Bison cluster on the native grassland at Fort Niobrara National Wildlife Refuge, just one example of the Nebraska wildlife in the ecosystem at the center of a major energy battle this year—the fight over the TransCanada Keystone XL pipeline.
Pressure built against the project in part over concern for the unique 19,600-square-mile (51,000-square-kilometer) ecosystem in Nebraska called the Sandhills, and the Obama Administration blocked the proposed pipeline route. (See "Pictures: Animals That Blocked Keystone XL Pipeline Path.") TransCanada says it remains fully committed to the project to move crude from Canada's oil sands some 1,700 miles (2,740 kilometers) to refineries in Texas, and a decision on a revised plan is expected from Washington early in 2013.
Climate change activists are sure to continue their opposition, because of concern over carbon-intensive oil sands production. But the debate forced a rethinking of the project with renewed attention on the importance of protecting the Sandhills and the underlying Ogallala Aquifer, which supplies drinking water to about two million people in Nebraska and seven other states.
On the other side of the globe, in Sabah, Malaysia, threats to the critically endangered Sumatran rhino and vibrant coral reefs derailed a planned coal-fired power plant in one of the region's top biological hot spots—an ecotourism destination to boot. While green advocates hope to see renewable energy thrive here, Sabah's short-term needs will be filled by a 300-megawatt natural gas plant, which is cleaner than the coal alternative. (See "Concern Over Rare Rhino Rouses Clean Energy Drive in Malaysia.")
Photograph by Joel Sartore
Solutions in the Developing World
A man tends solar panels in Benin, Africa, site of a project that aims to bring energy, water, and hope to villages. The Solar Electric Light Fund (SELF) has shown how solar panels can power drip-irrigation systems that grow crops sustainably in arid regions where food shortages and malnutrition have been endemic. (See "Solar Energy Brings Food, Water, and Light to West Africa.")
It is just one of the efforts that aim to deliver clean energy to the 1.6 billion people in the world who don't have access to reliable electric power. The United Nations sought to bring attention to the problem by declaring 2012 the Year of Sustainable Energy for All.
SELF's Benin irrigation project is aided by a grant from the Great Energy Challenge, which funds other innovative energy solutions around the world, from Costa Rica to India and Washington, D.C. (See the Great Energy Challenge Grantees.)
Photograph courtesy Robert A. Freling, Solar Electric Light Fund
While many projects aim to ease traffic on city streets, others are looking below them in hopes of tapping an unusual energy source—the hot water that showers, dishwashers, laundries, and other users send down the drain each year. Some estimates suggest that the energy in America's wastewater could power 30 million U.S. homes per year—and fledgling projects in Vancouver and Chicago aim to capture that resource through heat-recovery systems. (See "Waste Wattage: Cities Aim to Flush Heat Energy Out of Sewers.")
Photograph by Kike Calvo, National Geographic
A Price for Carbon
Refineries like this one in Rodeo, California, face the prospect of paying to pollute. With an online auction in November, California launched its own cap-and-trade system with an aim of curbing carbon dioxide emissions 20 percent over the next eight years. (See "California Tackles Climate Change, But Will Others Follow?") Proponents hope it will serve as a model for wider action in the United States and globally.
Earlier this year, Australia launched its own modified "carbon tax." Coal-dependent Australia has one of the world's most carbon-intensive economies, but concern over climate change is high, as the nation has faced drought and wildfire and the degradation of its tourist gem, the Great Barrier Reef. (See "Coal-Fired Australia, Buffeted by Climate Change, Enacts Carbon Tax.")

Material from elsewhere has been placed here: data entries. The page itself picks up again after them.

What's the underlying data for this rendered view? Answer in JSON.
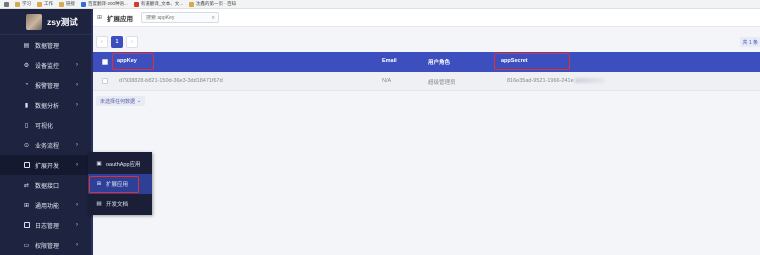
{
  "bookmarks": [
    {
      "label": "",
      "icon": "apps-grid-icon"
    },
    {
      "label": "学习",
      "icon": "folder-icon"
    },
    {
      "label": "工作",
      "icon": "folder-icon"
    },
    {
      "label": "链接",
      "icon": "folder-icon"
    },
    {
      "label": "百度翻译-200种语...",
      "icon": "baidu-icon"
    },
    {
      "label": "有道翻译_文本、文...",
      "icon": "youdao-icon"
    },
    {
      "label": "沈鑫的第一页 · 百知",
      "icon": "page-icon"
    }
  ],
  "brand": {
    "name": "zsy测试"
  },
  "menu": [
    {
      "label": "数据管理",
      "icon": "database-icon",
      "arrow": false
    },
    {
      "label": "设备监控",
      "icon": "monitor-icon",
      "arrow": true
    },
    {
      "label": "报警管理",
      "icon": "alarm-icon",
      "arrow": true
    },
    {
      "label": "数据分析",
      "icon": "bar-chart-icon",
      "arrow": true
    },
    {
      "label": "可视化",
      "icon": "screen-icon",
      "arrow": false
    },
    {
      "label": "业务流程",
      "icon": "flow-icon",
      "arrow": true
    },
    {
      "label": "扩展开发",
      "icon": "extension-icon",
      "arrow": true
    },
    {
      "label": "数据接口",
      "icon": "api-icon",
      "arrow": false
    },
    {
      "label": "通用功能",
      "icon": "grid-icon",
      "arrow": true
    },
    {
      "label": "日志管理",
      "icon": "log-icon",
      "arrow": true
    },
    {
      "label": "权限管理",
      "icon": "lock-icon",
      "arrow": true
    }
  ],
  "flyout": [
    {
      "label": "oauthApp应用",
      "icon": "app-window-icon"
    },
    {
      "label": "扩展应用",
      "icon": "apps-icon"
    },
    {
      "label": "开发文档",
      "icon": "doc-icon"
    }
  ],
  "topbar": {
    "title": "扩展应用",
    "search_placeholder": "搜索 appKey"
  },
  "pager": {
    "current": "1",
    "prev": "‹",
    "next": "›",
    "total": "共 1 条"
  },
  "table": {
    "columns": [
      "appKey",
      "Email",
      "用户角色",
      "appSecret"
    ],
    "rows": [
      {
        "appKey": "d7938828-b821-150d-36e3-3dd18471f67d",
        "email": "N/A",
        "role": "超级管理员",
        "appSecret": "816e35ad-9521-1966-241e"
      }
    ]
  },
  "select_button": {
    "label": "未选择任何数据",
    "icon": "chevron-down-icon"
  },
  "colors": {
    "sidebar": "#1e2340",
    "accent": "#3d4fbf",
    "highlight": "#e03131"
  }
}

The challenge is great for jurisdictions that act on their own. Some in British Columbia are now questioning its pioneering carbon tax enacted in 2008, despite popular support for the plan. (See "British Columbia Rethinks Its Pioneering Carbon Tax.") Proponents hope efforts here and elsewhere will serve as a model for the kind of wider global action that is needed.
Photograph by Rich Pedroncelli, AP Images
An Isle of Ambitious Energy Goals
Using the natural energy found in wind, a sailor slices through the sea just off the Isle of Wight. Onshore, supporters of the Ecoisland effort hope to turn the small slice of Great Britain into a utopia of renewable energy in the English Channel.
The project boasts more than 70 corporate sponsors joining forces to make the Isle of Wight self-sufficient with green energy by 2020. "It will be a living laboratory," said David Green, Ecoisland founder and chief executive officer. Green was inspired by seafarers who live on board ship and have developed ways to remain self-sufficient for weeks or months at a time.
If all goes according to plan, the island's electricity will be produced by solar, tidal, waste, geothermal, and wind energy projects. Sustainable food and water initiatives also will nourish inhabitants.